Prospects and limitations of transition-metal dichalcogenide laser gain materials

TL;DR

This paper investigates the potential of transition-metal dichalcogenide monolayers as laser gain materials, highlighting their high efficiency and the limitations imposed by band-structure changes at high excitation levels.

Contribution

It provides microscopic gain calculations for TMD monolayers, revealing the effects of carrier-induced band-structure renormalizations on laser feasibility.

Findings

High quantum efficiency of TMD monolayers as gain materials

Band-structure renormalization causes a direct-to-indirect band-gap transition

Gain rollover limits the excitation regime for lasing

Abstract

Nanolasers operate with a minimal amount of active material and low losses. In this regime, single layers of transition-metal dichalcogenides (TMDs) are being investigated as next generation gain materials due to their high quantum efficiency. We provide results from microscopic gain calculations of highly excited TMD monolayers and specify requirements to achieve lasing with four commonly used TMD semiconductors.

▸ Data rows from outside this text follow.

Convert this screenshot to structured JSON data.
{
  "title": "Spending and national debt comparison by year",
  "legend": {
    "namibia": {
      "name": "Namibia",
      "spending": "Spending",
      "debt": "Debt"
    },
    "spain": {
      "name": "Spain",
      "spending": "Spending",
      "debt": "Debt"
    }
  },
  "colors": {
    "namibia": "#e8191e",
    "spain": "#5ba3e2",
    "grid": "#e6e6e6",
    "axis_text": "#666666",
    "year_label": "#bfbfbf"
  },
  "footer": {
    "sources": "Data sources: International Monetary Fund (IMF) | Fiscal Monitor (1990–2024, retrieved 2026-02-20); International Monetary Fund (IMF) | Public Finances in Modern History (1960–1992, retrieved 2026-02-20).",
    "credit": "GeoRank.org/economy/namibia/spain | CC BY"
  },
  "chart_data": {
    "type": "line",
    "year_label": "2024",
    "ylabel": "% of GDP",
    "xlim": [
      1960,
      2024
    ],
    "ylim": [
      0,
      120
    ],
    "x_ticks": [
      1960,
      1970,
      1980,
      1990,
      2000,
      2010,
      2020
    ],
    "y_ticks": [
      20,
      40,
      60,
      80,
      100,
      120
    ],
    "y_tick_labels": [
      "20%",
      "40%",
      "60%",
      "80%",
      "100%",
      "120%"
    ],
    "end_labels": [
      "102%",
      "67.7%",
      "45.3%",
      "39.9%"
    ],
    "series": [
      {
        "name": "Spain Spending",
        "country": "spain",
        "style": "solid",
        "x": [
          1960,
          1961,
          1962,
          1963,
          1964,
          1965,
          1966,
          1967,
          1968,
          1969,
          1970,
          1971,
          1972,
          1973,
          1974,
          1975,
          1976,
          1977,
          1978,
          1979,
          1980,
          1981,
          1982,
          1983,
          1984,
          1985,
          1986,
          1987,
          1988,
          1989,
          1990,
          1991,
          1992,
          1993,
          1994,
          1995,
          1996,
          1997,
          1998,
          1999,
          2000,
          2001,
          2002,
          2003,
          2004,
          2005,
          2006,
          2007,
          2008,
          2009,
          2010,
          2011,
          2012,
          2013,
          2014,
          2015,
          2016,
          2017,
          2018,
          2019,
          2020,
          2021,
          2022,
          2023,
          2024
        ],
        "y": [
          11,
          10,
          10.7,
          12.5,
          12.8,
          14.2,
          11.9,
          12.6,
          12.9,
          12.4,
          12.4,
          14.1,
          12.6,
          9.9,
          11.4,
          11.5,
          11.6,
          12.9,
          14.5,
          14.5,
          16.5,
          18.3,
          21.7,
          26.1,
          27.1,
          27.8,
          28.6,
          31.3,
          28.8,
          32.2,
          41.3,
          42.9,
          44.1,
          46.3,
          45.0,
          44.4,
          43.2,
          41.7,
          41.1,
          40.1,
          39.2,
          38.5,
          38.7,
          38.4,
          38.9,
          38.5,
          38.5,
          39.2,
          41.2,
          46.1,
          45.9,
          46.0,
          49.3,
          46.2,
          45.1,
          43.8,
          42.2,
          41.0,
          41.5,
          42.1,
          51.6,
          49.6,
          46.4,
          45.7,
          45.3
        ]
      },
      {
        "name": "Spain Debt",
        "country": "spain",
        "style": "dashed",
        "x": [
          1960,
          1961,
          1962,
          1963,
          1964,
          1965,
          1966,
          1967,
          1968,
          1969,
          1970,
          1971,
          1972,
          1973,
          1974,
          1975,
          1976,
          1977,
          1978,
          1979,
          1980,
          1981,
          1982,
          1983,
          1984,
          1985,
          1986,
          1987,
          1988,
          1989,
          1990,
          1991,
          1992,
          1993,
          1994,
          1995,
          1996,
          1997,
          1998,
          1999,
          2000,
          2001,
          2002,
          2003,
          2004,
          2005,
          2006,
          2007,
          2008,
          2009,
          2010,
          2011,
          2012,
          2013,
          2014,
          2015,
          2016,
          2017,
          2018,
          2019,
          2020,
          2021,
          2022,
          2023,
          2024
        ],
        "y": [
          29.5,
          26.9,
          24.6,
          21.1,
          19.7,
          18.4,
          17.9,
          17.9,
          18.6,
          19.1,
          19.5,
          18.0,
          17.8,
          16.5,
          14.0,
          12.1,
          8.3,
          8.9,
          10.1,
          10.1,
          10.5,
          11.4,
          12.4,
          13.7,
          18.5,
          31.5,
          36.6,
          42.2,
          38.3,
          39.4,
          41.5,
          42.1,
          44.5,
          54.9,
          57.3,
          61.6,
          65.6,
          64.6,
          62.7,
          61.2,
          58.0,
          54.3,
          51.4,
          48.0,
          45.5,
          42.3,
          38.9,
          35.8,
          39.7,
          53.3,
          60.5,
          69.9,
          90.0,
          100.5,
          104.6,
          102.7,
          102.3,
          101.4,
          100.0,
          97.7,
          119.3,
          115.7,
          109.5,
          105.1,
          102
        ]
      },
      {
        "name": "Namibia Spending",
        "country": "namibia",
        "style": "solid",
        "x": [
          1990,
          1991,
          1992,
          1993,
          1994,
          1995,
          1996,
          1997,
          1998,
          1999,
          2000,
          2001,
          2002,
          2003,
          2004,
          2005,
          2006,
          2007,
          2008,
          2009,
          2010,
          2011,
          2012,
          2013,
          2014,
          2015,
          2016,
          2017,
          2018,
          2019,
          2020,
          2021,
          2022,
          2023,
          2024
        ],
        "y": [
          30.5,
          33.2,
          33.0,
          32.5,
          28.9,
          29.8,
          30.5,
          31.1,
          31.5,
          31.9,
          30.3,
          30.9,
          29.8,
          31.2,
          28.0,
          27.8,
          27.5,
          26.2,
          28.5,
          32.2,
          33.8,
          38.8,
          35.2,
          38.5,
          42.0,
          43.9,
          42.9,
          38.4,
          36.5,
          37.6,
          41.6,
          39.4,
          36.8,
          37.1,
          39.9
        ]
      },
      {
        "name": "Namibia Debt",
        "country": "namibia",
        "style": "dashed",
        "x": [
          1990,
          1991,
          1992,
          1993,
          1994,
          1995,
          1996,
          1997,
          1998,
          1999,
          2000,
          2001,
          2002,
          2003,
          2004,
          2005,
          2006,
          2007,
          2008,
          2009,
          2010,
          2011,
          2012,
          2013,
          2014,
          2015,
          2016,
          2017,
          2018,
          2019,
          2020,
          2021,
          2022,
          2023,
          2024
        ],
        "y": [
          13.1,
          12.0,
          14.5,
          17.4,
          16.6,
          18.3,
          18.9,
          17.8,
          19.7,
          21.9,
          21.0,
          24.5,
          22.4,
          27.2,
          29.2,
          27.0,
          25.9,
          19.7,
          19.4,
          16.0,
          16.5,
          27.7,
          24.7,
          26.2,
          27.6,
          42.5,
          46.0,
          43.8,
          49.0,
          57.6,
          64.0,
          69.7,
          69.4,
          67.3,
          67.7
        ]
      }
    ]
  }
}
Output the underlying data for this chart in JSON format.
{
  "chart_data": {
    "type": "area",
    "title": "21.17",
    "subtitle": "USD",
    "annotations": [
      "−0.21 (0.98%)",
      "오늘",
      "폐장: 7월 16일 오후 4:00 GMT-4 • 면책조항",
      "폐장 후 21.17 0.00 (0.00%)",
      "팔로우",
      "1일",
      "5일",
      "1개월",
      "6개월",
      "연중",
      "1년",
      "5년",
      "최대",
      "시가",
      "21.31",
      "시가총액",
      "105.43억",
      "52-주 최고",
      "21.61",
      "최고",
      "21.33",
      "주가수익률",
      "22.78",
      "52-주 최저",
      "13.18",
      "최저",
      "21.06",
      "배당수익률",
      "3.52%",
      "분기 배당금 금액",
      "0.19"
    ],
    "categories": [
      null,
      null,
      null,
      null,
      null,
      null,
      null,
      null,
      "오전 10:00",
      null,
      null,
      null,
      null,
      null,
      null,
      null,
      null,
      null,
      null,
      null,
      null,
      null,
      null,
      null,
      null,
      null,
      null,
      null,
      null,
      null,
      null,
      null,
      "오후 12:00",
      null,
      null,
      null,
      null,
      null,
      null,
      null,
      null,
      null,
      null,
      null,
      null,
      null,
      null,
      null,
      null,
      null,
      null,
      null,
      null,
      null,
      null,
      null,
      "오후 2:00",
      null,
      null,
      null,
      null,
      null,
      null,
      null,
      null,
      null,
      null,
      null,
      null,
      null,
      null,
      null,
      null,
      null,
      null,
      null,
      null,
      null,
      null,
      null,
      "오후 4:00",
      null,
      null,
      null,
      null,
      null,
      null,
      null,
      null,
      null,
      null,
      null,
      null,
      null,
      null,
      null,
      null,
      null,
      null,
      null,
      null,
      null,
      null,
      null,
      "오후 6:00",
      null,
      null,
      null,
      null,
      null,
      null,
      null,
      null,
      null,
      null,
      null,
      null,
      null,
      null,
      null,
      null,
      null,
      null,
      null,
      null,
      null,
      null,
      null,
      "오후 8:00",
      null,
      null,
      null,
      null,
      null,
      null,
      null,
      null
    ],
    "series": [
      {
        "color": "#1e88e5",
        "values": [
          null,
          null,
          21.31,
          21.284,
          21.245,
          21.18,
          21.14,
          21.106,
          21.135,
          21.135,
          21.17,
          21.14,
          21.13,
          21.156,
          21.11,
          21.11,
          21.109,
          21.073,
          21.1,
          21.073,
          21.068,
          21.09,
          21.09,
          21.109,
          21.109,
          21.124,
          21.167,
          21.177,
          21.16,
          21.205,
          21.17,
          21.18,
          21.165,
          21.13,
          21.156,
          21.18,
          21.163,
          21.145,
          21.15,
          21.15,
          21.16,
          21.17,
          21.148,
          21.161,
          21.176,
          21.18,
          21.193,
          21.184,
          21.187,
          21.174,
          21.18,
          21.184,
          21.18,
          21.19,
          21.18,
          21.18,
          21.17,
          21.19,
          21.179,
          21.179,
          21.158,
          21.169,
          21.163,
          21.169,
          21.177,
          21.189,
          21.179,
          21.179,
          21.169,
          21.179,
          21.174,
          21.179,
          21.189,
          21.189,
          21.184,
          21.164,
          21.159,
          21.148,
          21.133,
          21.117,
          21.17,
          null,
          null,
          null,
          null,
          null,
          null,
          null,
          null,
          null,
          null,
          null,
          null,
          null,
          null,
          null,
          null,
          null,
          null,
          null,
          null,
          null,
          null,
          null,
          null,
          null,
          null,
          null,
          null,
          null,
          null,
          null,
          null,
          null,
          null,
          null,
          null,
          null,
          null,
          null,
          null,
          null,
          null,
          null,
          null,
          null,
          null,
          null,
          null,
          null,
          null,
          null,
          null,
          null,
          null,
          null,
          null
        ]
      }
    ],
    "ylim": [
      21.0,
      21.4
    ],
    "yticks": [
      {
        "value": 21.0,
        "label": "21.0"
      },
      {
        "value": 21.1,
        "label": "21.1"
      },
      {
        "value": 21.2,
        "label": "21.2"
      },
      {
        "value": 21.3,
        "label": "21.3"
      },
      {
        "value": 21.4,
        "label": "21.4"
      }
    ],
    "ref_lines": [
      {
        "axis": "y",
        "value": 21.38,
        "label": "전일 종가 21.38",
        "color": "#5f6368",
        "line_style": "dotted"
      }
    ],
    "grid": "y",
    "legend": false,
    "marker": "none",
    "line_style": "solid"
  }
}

Our approach includes band-structure renormalizations due to excited carriers that trigger a direct-to-indirect band-gap transition. As a consequence, we predict a rollover for the gain that limits the excitation regime where laser operation is possible. A parametrization of the peak gain is provided that is used in combination with a rate-equation theory to discuss consequences for experimentally accessible laser characteristics.